Future work should also explore alternative ways of increasing the effectiveness and cost-effectiveness of recovery-oriented interventions within ACT. A qualitative process evaluation conducted across three small pilot studies, including this study, indicated that implementing ACT+IMR can be a time-intensive and complex process replete with barriers (for example, symptom severity, staff workload, and communication problems); however many of these barriers can be overcome by specific consultation and implementation strategies, such as tailoring IMR consultation to ACT specifically, focusing on client engagement, providing peer support, being flexible with the order and number of IMR modules, and improving team communication and service integration. Future larger-scale research efforts on ACT+IMR should build on this knowledge of barriers and implementation strategies, which may then lead to better, more cost-effective outcomes; a hybrid effectiveness-implementation design would provide the mechanism for such study (45). Future work may also target ways to increase IMR exposure to clients who are likely to receive fewer sessions, including participants with less education, substance use or axis II disorders, and lower baseline psychosocial functioning.
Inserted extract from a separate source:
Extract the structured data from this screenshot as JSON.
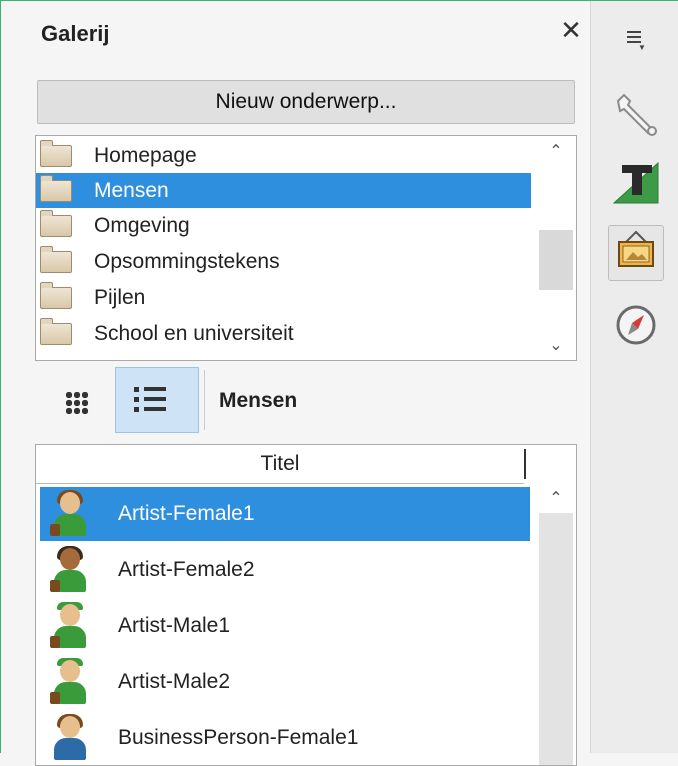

A different research direction concerns the duration of IMR. Completing the 11-module IMR curriculum requires about one year of weekly sessions. A more “targeted” approach, delivered individually, that focuses only on IMR topics related to specific goals of each client, could potentially reach more clients in a cost-effective manner. Similarly, other personalized approaches to illness management, especially those that incorporate technology in the delivery of interventions (46–50), also have the potential to be cost-effective strategies for helping people manage their illness and pursue recovery goals.

Conclusions

This study provides support for the feasibility of implementing IMR within ACT teams. Although many results were not statistically significant, this study provides initial evidence of a potential dose-response relationship and some medium (but nonsignificant) effect sizes favoring ACT+IMR. Further, larger-scale efforts using a hybrid effectiveness-implementation design would help to directly test more rigorous consultation and implementation strategies to maximize IMR exposure and the effectiveness of IMR for improving recovery and functioning outcomes for people served by ACT teams.